Bug 426425

Summary: auth_unix_r[ow] = "none" still uses Policykit
Product: [Fedora] Fedora Reporter: Soren Hansen <soren>
Component: libvirtAssignee: Daniel Veillard <veillard>
Status: CLOSED UPSTREAM QA Contact: Fedora Extras Quality Assurance <extras-qa>
Severity: low Docs Contact:
Priority: low    
Version: rawhideCC: berrange
Target Milestone: ---   
Target Release: ---   
Hardware: All   
OS: Linux   
Fixed In Version: Doc Type: Bug Fix
Doc Text:
Story Points: ---
Clone Of: Environment:
Last Closed: 2008-02-11 11:31:37 EST Type: ---
Regression: --- Mount Type: ---
Documentation: --- CRM:
Verified Versions: Category: ---
oVirt Team: --- RHEL 7.3 requirements from Atomic Host:
Cloudforms Team: ---

Description Soren Hansen 2007-12-20 17:48:50 EST
Description of problem:

If libvirt is built with policykit support, there's no way to actually disable it.

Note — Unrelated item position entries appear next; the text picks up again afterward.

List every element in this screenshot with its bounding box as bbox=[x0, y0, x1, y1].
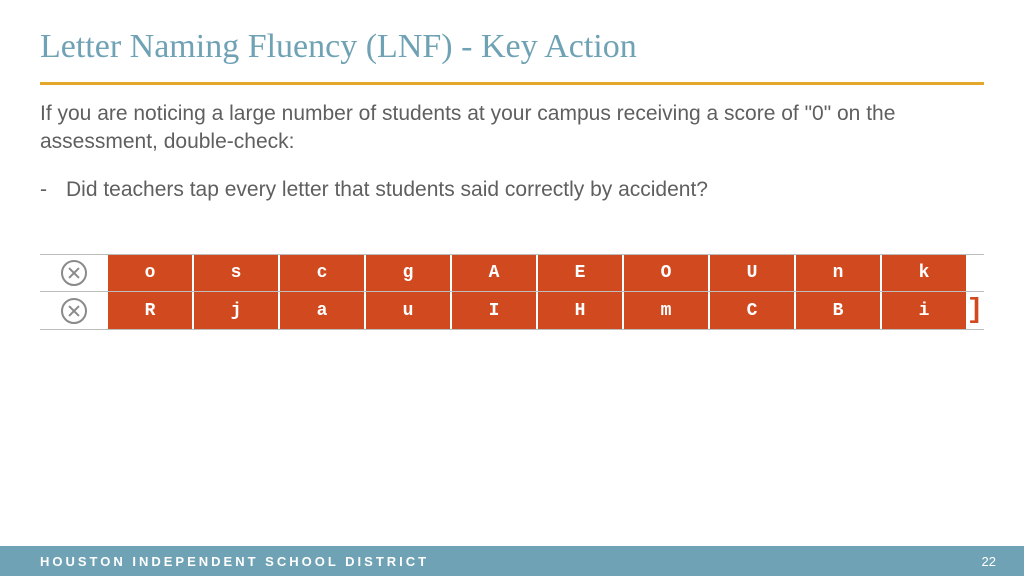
letter-cell[interactable]: g bbox=[364, 255, 450, 291]
letter-cell[interactable]: k bbox=[880, 255, 966, 291]
slide: Letter Naming Fluency (LNF) - Key Action… bbox=[0, 0, 1024, 576]
letter-cell[interactable]: c bbox=[278, 255, 364, 291]
row-x-button[interactable] bbox=[40, 292, 108, 329]
letter-cell[interactable]: O bbox=[622, 255, 708, 291]
x-icon bbox=[61, 298, 87, 324]
letter-cell[interactable]: o bbox=[108, 255, 192, 291]
letter-cell[interactable]: s bbox=[192, 255, 278, 291]
row-end-bracket bbox=[966, 255, 984, 291]
letter-cell[interactable]: A bbox=[450, 255, 536, 291]
intro-text: If you are noticing a large number of st… bbox=[40, 100, 984, 157]
letter-cell[interactable]: C bbox=[708, 292, 794, 329]
letter-table: oscgAEOUnkRjauIHmCBi] bbox=[40, 254, 984, 330]
letter-cells: oscgAEOUnk bbox=[108, 255, 966, 291]
letter-cell[interactable]: i bbox=[880, 292, 966, 329]
title-rule bbox=[40, 82, 984, 85]
letter-cell[interactable]: n bbox=[794, 255, 880, 291]
letter-cell[interactable]: I bbox=[450, 292, 536, 329]
row-end-bracket: ] bbox=[966, 292, 984, 329]
slide-title: Letter Naming Fluency (LNF) - Key Action bbox=[40, 28, 637, 66]
letter-cell[interactable]: R bbox=[108, 292, 192, 329]
letter-cell[interactable]: a bbox=[278, 292, 364, 329]
letter-cells: RjauIHmCBi bbox=[108, 292, 966, 329]
letter-cell[interactable]: H bbox=[536, 292, 622, 329]
letter-cell[interactable]: U bbox=[708, 255, 794, 291]
letter-cell[interactable]: m bbox=[622, 292, 708, 329]
letter-cell[interactable]: B bbox=[794, 292, 880, 329]
letter-cell[interactable]: j bbox=[192, 292, 278, 329]
x-icon bbox=[61, 260, 87, 286]
letter-cell[interactable]: u bbox=[364, 292, 450, 329]
bullet-dash: - bbox=[40, 178, 66, 202]
row-x-button[interactable] bbox=[40, 255, 108, 291]
bullet-row: - Did teachers tap every letter that stu… bbox=[40, 178, 984, 202]
table-row: RjauIHmCBi] bbox=[40, 292, 984, 330]
bullet-text: Did teachers tap every letter that stude… bbox=[66, 178, 708, 202]
letter-cell[interactable]: E bbox=[536, 255, 622, 291]
footer-bar: HOUSTON INDEPENDENT SCHOOL DISTRICT 22 bbox=[0, 546, 1024, 576]
table-row: oscgAEOUnk bbox=[40, 254, 984, 292]
page-number: 22 bbox=[982, 554, 996, 569]
footer-org: HOUSTON INDEPENDENT SCHOOL DISTRICT bbox=[40, 554, 429, 569]
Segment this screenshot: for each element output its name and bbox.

The docs say that auth_unix_r[wo] = "none" should make it just use the unix
socket permissions, but that is not the case.

Version-Release number of selected component (if applicable): 0.4.0

How reproducible:

Steps to Reproduce:
1. Compile libvirt with policykit support
2. Set auth_unix_ro = "none" and auth_unix_rw = "none" in libvirtd.conf
3. Fire up libvirtd
3. virsh will fail
4. "polkit-grant org.libvirt.unix.manage" blahblahblah
5. virsh now works.
Comment 1 Daniel Berrange 2007-12-20 19:10:40 EST
Stupid bug alert:

__virConfReadFile(const char *filename)
    char content[4096];
    fd = open(filename, O_RDONLY);
    len = read(fd, content, sizeof(content));
    return(virConfParse(filename, content, len));

# ls -l /etc/libvirt/libvirtd.conf
-rw-r--r-- 1 root root 6653 2007-12-20 19:03 /etc/libvirt/libvirtd.conf

Just remove some of the copious comments from the default config file and your
'auth_unix_rw' setting will be honoured just fine.
Comment 2 Daniel Veillard 2008-02-11 11:31:37 EST
BTW that bug has been fixed in libvirt CVS, though it's not yet included
in a release it will be in next one.

Mon Jan  7 10:19:00 EST 2008 Daniel P. Berrange <berrange@redhat.com>
        * src/conf.c: Use virFileReadAll() to avoid truncating config

Comment 3 Daniel Berrange 2008-02-11 11:36:51 EST
Actually I did fix it in F-8 and rawhide - not the same patch as upstream - just
added a really trivial change to make the array 8192 bytes instead of 4096

* Wed Jan  2 2008 Daniel P. Berrange <berrange@redhat.com> - 0.4.0-2.fc8
- Fix reading large config files (rhbz #426425)

* Wed Jan  2 2008 Daniel P. Berrange <berrange@redhat.com> - 0.4.0-2.fc9
- Fix reading large config files (rhbz #426425)

The proper fix can wait till the next official upstream release.